After Duke Street, Currie reflects, it was “amazing” how quickly the marchers’ demands were granted.

Northern Ireland’s prime minister, Terence O’Neill, brought in points-based reforms to end housing discrimination, and an end to gerrymandering in Derry, though he did not grant “one man, one vote”. The concessions were regarded by some as too little, too late.

For Currie, the civil rights campaign was nothing less than “one of the most successful political action movements we’ve had in Ireland”, yet, even as their demands were being granted, the civil rights movement was being overtaken by increasing street violence.

The Battle of the Bogside in August 1969, internment two years later, and Bloody Sunday in January 1972 were followed by the suspension of Stormont and the reintroduction of direct rule from Westminster that March – something Currie hadn’t thought possible.

“In three or four years their government, their parliament, was all gone.

“It’s remarkable now when you think of it.

‘Tarnished’

"The people who tarnished it really were the Provos [Provisional IRA]. I don't [see] any difference as far as I'm concerned between [Gerry] Adams and his crowd on one side and [Ian] Paisley and his crowd on the other, I think they're almost equally, equally culpable."

Two and a half thousand people lost their lives between 1974 and 1998, and for what? Not for what we have even now

Implacably opposed to violence, he has consistently been a fierce critic of the IRA, and he and his wife and their family home were the subject of numerous attacks by loyalist paramilitaries.

For Currie, it was an opportunity missed. He compares the Sunningdale Agreement of 1973 – which was subsequently brought down by the Ulster Workers' Council strike the following year – to the Belfast Agreement of 1998.

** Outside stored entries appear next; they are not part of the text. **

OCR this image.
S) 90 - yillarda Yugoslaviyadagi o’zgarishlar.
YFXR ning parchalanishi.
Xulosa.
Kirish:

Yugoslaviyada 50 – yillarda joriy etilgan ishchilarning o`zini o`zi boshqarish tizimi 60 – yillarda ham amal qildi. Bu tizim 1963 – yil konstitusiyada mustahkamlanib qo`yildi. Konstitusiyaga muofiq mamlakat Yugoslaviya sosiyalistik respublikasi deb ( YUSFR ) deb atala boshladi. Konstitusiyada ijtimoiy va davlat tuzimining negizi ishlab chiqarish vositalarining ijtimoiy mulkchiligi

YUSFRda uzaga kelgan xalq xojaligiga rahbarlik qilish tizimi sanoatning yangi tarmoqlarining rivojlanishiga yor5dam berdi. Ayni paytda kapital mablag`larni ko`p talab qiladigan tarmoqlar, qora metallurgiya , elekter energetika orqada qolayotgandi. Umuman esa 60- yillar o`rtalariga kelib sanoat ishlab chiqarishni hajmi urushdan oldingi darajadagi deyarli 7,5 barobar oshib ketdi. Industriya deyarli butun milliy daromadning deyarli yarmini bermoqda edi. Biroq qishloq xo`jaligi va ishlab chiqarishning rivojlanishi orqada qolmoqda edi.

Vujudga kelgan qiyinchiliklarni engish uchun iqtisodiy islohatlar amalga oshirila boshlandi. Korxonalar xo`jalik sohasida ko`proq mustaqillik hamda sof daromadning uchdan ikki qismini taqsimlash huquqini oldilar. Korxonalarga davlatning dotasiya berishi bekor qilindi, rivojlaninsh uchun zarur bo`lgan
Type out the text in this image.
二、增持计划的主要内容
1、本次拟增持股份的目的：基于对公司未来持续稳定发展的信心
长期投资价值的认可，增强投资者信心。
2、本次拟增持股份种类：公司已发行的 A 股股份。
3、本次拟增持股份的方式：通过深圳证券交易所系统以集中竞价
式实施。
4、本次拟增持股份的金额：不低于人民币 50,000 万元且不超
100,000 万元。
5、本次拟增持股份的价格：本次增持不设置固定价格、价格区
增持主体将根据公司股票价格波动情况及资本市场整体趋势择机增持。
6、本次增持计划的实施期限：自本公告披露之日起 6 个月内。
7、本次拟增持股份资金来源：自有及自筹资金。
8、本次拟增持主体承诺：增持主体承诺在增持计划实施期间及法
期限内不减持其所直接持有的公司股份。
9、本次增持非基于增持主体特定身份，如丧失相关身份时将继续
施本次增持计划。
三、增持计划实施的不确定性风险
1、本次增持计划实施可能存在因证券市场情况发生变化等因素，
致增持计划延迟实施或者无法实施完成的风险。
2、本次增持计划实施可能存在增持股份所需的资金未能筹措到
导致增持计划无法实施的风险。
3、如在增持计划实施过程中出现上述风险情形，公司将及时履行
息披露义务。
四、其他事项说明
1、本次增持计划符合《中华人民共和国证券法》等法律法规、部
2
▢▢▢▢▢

“In some respects, Sunningdale was far better as far as the nationalists were concerned. You had the North-South involvement and you had powersharing.

“Two and a half thousand people lost their lives between 1974 and 1998, and for what? Not for what we have even now.”

He names SDLP colleagues and friends murdered by loyalists in the years after – among them husband and wife James and Gertrude Devlin, shot dead in front of their 17-year-old daughter in 1974, and Denis Mullan, killed by the UVF on his front doorstep in 1975.

“We had 30 bloody years for nothing,” he says. “Think of the years that were lost.”

Today, Northern Ireland remains without a government – a situation Currie finds both disappointing and depressing.

The DUP and Sinn Féin are guilty of failing to lead, he says. Following the Belfast Agreement, “the SDLP allowed its clothes to be stolen, and [Tony] Blair and [Bertie] Ahern went too far and gave the Provos too much.

“Hume recognised that, but he said, and I agreed, that we had to have peace, it had to stop.”

‘Implacable’

Referring to Sinn Féin, he says that the “the best tribute to us is the people who were implacable opponents are now trying to take credit for what we did”.

After Caledon Currie became, in 1970, one of the founders of the Social Democratic and Labour Party (SDLP). He moved to the Republic in 1989, where he was Fine Gael TD for Dublin West until 2002, but returns to Dungannon often to visit family.

“There is no killing, that’s the big advantage,” he says. “The terrible thing is that, if anything, sectarianism is worse.”

This makes him sad. “There isn’t a solution to Northern Ireland unless that problem is solved.”

Fifty years after Currie, Campbell and Gildernew raised Mrs McKenna’s poker aloft, Beattie says few people in Kinnard Park now remember the role Caledon played in history.

"Years ago, you'd have film crews coming from Germany and America, but back then you had people living here who could remember it."

Younger families have moved in, the majority of whom, he says, “wouldn’t have a clue what you’re talking about” – which he agrees shows how things have changed.

“I think most of the people round here now don’t really know or care.”